The breezy fashion brand is due back in a New Jersey bankruptcy court Thursday after a group of four creditors owed over $805,000 in trade debt petitioned the court this month to push the company into a Chapter 7 bankruptcy filing.
Attorney Kenneth Rosen, who chairs Lowenstein Sandler’s bankruptcy and creditors’ rights department and is working with the creditors, said the two sides had a status conference last week and will appear before Judge Vincent Papalia again on Thursday.
At that hearing, Rosen said: “creditors will want to hear what is CSB’s plan. Is it going to try to reorganize? Or, will it liquidate?” The creditors include Chinamine Trading, Hale Textile, Pucker Original Clothing and Michelle Clothing.
Rosen said the company owes $800,000 in unpaid sales taxes.
“Anyone who is a ‘responsible officer’ has potential individual liability. A responsible officer may be persons who had control over what CSB paid and didn’t pay,” he said. “The creditors will investigate who controlled CSB’s cash.”
Rosen also said the company’s trademark is owned by a separate corporate entity — one that has the same address as the company’s owner, Solera Capital — and that “creditors are anxious to know whether Solera Capital will put up more money so that CSB can reorganize.”
A lawyer representing Calypso in bankruptcy court did not respond to a WWD query on Sunday and Solera has no contact information on its web site beside a Madison Avenue address.
The case shows just how far Calypso has fallen.
Calypso Christiane Celle founded the retailer with a boutique in St. Barts in 1992 and the company enjoyed a growth spurt. By 2007, when she sold a majority stake to Solera, the company had 30 units, including 13 in Manhattan, and was trending toward $60 million in sales. The new owners paid off the company’s debt to leave it on a solid enough footing to double sales over five years.
But just seven months after selling control of the company, Christiane Celle resigned as chief executive officer and said she “reluctantly reached her decision after determining that she could not remain ceo and maintain the exacting standards of the Calypso brand she created under the constraints imposed on her by Calypso’s new owners.”
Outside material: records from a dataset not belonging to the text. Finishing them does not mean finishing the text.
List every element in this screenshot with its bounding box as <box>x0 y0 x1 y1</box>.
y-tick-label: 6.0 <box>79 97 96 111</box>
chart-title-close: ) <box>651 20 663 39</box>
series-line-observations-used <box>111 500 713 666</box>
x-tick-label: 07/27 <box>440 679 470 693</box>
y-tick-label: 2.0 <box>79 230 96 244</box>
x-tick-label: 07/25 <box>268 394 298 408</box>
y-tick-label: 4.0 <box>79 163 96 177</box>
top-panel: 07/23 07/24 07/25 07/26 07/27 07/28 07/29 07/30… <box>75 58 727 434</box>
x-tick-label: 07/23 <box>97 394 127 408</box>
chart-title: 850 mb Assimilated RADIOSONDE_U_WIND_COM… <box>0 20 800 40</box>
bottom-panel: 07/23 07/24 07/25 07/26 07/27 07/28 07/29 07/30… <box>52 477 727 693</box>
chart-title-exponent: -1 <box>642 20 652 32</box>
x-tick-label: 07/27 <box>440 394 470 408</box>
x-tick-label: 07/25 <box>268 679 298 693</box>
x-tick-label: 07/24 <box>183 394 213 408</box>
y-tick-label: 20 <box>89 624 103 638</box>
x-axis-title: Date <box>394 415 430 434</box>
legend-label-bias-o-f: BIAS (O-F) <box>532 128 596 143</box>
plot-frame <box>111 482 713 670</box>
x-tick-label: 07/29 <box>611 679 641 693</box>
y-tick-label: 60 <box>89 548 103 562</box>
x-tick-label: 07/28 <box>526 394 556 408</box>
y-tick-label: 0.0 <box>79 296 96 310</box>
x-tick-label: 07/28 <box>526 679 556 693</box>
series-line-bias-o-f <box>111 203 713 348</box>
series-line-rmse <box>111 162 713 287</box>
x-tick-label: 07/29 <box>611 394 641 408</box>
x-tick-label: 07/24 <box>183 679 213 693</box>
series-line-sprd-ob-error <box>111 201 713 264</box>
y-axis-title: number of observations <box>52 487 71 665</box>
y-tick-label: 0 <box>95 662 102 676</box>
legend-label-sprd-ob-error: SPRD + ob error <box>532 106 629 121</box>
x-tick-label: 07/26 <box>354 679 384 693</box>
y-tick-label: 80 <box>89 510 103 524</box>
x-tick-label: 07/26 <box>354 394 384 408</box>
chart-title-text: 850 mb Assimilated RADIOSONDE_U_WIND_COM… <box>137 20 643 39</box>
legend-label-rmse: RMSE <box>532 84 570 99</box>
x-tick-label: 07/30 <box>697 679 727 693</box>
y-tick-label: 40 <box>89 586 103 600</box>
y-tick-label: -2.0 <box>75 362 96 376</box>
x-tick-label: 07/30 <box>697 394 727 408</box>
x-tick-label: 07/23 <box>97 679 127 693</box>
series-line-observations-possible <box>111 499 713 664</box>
That year also brought a meltdown on Wall Street and a deep recession that hurt retailers across the board. Still, Calypso continued to expand under Solera and at one time operated 35 stores nationwide. But it changed merchandising strategies several times throughout the last few years as it sought profitable growth. Now the market is changing again with retailers with lower traffic overall and changing consumer preferences.
One financial source said factors have long since stopped signing off on orders to the retail company. And a private equity source told WWD that the brand has potential, but that the business “never figured out how to make money.”